In this notebook, we introduce the inverse DFT and then show how a signal can be recovered from its STFT under relatively mild conditions on the windowing process. In most parts, we closely follow Section Section 2.4.2 and Section 8.1.2.1 of [Müller, FMP, Springer 2015].

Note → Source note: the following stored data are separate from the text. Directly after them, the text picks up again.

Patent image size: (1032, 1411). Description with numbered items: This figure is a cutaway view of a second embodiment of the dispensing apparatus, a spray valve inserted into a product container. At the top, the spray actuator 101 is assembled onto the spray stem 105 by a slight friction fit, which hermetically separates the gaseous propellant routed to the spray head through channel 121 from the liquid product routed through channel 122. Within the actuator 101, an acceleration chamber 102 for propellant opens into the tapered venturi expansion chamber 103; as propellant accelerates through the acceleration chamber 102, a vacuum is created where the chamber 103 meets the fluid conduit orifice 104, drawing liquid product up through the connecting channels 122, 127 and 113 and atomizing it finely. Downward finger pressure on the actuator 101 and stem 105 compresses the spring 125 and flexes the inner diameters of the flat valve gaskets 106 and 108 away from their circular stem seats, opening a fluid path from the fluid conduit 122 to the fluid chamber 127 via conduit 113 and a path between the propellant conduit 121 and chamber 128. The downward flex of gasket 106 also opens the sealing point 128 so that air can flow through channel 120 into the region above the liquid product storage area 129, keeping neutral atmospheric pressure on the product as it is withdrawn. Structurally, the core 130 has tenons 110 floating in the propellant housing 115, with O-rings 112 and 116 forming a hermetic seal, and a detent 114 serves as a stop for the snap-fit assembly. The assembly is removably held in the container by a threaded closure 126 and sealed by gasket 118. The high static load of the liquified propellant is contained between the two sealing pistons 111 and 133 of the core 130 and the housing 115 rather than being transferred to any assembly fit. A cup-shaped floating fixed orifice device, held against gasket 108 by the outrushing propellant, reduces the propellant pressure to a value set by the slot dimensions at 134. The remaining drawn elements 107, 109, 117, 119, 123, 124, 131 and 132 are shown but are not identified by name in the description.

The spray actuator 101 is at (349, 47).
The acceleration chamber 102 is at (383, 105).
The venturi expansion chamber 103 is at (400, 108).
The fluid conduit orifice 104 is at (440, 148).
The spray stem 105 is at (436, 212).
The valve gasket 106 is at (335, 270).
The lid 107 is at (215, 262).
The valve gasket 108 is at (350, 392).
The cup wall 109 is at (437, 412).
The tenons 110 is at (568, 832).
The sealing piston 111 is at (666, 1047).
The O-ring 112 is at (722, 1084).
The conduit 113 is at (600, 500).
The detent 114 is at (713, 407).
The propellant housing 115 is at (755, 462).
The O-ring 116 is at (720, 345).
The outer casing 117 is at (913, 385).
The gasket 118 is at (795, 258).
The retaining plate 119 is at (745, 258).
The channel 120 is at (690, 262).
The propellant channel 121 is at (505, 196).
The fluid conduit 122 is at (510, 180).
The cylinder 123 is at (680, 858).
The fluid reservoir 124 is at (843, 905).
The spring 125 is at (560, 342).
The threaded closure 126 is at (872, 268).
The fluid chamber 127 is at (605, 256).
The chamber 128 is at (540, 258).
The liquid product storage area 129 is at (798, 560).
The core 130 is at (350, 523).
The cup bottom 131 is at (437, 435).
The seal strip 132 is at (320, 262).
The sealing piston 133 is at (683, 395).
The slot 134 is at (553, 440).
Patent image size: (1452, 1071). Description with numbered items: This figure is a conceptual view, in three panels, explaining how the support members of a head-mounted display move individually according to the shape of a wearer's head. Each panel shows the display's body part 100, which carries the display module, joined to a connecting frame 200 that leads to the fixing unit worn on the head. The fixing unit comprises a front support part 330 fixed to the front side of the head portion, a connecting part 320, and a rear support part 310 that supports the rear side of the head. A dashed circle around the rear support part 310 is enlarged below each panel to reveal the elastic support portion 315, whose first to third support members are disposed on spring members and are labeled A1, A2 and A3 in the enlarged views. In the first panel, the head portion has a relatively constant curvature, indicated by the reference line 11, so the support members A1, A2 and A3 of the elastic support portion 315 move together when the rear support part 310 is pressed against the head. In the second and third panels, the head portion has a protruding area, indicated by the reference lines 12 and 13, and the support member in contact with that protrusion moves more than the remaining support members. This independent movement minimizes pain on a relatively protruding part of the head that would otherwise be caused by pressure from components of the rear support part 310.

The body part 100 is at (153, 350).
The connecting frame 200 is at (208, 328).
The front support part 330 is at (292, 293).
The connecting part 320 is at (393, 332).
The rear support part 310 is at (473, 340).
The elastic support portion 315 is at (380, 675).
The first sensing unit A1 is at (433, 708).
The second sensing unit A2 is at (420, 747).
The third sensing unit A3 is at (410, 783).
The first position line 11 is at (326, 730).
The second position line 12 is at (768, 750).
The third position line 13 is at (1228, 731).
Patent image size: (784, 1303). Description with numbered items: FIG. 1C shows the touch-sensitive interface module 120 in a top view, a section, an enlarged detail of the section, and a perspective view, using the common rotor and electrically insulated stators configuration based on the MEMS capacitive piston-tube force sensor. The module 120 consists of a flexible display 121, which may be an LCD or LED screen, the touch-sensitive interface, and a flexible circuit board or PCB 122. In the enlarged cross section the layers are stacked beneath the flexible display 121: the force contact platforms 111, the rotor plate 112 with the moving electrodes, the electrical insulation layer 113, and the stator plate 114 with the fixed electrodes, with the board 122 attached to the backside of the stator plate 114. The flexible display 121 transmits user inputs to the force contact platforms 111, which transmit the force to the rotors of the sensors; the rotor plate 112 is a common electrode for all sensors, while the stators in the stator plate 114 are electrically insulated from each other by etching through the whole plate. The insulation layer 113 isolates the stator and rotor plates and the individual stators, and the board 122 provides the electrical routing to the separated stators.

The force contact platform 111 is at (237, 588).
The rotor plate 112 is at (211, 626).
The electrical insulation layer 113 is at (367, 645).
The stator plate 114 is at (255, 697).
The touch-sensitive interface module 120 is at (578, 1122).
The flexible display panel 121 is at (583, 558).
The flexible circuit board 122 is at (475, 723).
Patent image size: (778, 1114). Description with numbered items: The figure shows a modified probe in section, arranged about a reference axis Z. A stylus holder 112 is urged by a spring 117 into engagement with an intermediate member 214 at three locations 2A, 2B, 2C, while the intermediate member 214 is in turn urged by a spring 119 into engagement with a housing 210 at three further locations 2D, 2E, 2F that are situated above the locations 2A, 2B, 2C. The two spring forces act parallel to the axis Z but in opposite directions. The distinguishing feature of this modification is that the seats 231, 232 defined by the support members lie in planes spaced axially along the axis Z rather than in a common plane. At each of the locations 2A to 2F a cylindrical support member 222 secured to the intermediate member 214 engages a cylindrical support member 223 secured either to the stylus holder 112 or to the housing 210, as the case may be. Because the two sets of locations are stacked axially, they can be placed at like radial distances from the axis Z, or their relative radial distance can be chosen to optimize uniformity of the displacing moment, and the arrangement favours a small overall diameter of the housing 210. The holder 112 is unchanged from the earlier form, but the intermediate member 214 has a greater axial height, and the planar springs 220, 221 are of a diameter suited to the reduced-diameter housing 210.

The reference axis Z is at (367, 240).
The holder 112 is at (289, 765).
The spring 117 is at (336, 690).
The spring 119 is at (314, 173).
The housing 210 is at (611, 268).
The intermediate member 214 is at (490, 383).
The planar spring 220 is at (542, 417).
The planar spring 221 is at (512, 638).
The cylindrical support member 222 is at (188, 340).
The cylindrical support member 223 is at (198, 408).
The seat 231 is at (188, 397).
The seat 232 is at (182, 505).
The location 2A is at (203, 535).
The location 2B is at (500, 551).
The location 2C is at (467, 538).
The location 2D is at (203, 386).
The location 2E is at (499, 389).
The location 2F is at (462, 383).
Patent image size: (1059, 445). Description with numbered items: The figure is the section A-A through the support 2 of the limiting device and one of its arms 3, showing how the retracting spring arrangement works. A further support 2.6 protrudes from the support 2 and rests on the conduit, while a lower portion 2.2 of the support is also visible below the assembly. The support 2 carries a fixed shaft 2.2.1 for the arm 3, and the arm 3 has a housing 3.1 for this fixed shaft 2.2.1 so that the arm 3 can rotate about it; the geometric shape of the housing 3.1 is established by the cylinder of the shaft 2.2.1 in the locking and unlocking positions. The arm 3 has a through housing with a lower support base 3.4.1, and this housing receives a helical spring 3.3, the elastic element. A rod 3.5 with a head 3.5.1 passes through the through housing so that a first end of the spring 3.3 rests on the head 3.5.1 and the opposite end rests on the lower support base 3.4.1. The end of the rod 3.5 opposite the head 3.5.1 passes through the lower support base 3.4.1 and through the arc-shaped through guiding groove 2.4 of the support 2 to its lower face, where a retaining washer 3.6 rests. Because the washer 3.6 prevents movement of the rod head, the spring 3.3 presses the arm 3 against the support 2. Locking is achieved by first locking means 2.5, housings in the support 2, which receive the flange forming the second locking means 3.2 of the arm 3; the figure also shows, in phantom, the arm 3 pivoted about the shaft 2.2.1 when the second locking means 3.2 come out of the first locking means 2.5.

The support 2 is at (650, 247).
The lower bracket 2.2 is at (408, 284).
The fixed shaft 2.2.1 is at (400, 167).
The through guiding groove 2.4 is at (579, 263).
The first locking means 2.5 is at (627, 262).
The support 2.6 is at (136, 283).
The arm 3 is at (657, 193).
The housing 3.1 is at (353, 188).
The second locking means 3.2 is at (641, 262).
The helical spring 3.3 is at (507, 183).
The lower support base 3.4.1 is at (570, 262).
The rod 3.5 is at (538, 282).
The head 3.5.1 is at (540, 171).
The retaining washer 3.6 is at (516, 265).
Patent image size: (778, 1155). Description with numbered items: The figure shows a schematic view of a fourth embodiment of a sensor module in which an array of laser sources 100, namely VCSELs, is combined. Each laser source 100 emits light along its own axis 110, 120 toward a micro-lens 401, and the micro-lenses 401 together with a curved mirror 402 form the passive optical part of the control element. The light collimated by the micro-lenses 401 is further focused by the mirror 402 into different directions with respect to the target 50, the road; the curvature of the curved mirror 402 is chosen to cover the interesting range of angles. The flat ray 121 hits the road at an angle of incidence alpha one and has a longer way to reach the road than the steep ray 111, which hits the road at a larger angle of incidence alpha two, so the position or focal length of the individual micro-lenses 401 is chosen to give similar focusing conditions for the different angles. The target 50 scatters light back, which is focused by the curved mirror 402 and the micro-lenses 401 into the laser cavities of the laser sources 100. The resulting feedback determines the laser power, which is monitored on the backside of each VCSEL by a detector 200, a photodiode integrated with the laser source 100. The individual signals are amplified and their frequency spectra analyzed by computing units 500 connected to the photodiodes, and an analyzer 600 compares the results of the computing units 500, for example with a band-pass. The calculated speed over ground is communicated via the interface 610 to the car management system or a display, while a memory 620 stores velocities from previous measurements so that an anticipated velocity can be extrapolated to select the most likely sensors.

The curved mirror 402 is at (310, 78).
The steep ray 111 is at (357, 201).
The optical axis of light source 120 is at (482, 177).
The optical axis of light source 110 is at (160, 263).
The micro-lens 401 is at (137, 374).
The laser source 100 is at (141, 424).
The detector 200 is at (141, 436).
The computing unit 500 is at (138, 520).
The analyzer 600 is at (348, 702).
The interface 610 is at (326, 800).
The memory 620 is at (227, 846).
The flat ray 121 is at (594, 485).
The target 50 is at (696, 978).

Given a vector $x\in \mathbb{C}^N$ of length $N\in\mathbb{N}$, the discrete Fourier transform is defined by the matrix–vector product
$$ X = \mathrm{DFT}_N \cdot x $$with the DFT matrix $\mathrm{DFT}_N \in \mathbb{C}^{N\times N}$ given by
$$ \mathrm{DFT}_N(n, k) = \mathrm{exp}(-2 \pi i k n / N) $$for $n\in[0:N-1]$ and $k\in[0:N-1]$. The DFT is invertible in the sense that the vector $x$ can be recovered from its spectral vector $X$. The inverse DFT is again specified by a matrix–vector product
$$ x = \mathrm{DFT}_N^{-1} \cdot X, $$where $\mathrm{DFT}_N^{-1}$ denotes the inverse of the DFT matrix $\mathrm{DFT}_N$. It is a well-known fact that this inverse is given by
$$ \mathrm{DFT}_N^{-1}(n, k) = \frac{1}{N}\mathrm{exp}(2 \pi i k n / N) $$for $n\in[0:N-1]$ and $k\in[0:N-1]$. In other words, the inverse essentially coincides with the DFT matrix up to some normalizing factor and complex conjugation. In the following code cell, we generate the DFT matrix and its inverse. Furthermore, we show that the two matrices are indeed inverse to each other (up to some numerical issues due to rounding in floating point arithmetic). To this end, we measure the entry-wise difference between $\mathrm{DFT}_N \cdot \mathrm{DFT}_N^{-1}$ and the the identity matrix $I_N\in \mathbb{R}^{N\times N}$ as well as between $\mathrm{DFT}_N^{-1} \cdot\mathrm{DFT}_N$ and $I_N$.
import os
import numpy as np
import scipy.signal
import librosa
from numba import jit
from matplotlib import pyplot as plt
import sys
sys.path.append('..')
import libfmp.c2
%matplotlib inline
@jit(nopython=True)
def generate_matrix_dft_inv(N, K):
"""Generates an IDFT (inverse discrete Fourier transfrom) matrix
Notebook: C2/C2_STFT-Inverse.ipynb
Args:
N (int): Number of samples
K (int): Number of frequency bins
Returns:
dft (np.ndarray): The IDFT matrix
"""
dft = np.zeros((K, N), dtype=np.complex128)
for n in range(N):
for k in range(K):
dft[k, n] = np.exp(2j * np.pi * k * n / N) / N
return dft
N = 32
dft_mat = libfmp.c2.generate_matrix_dft(N, N)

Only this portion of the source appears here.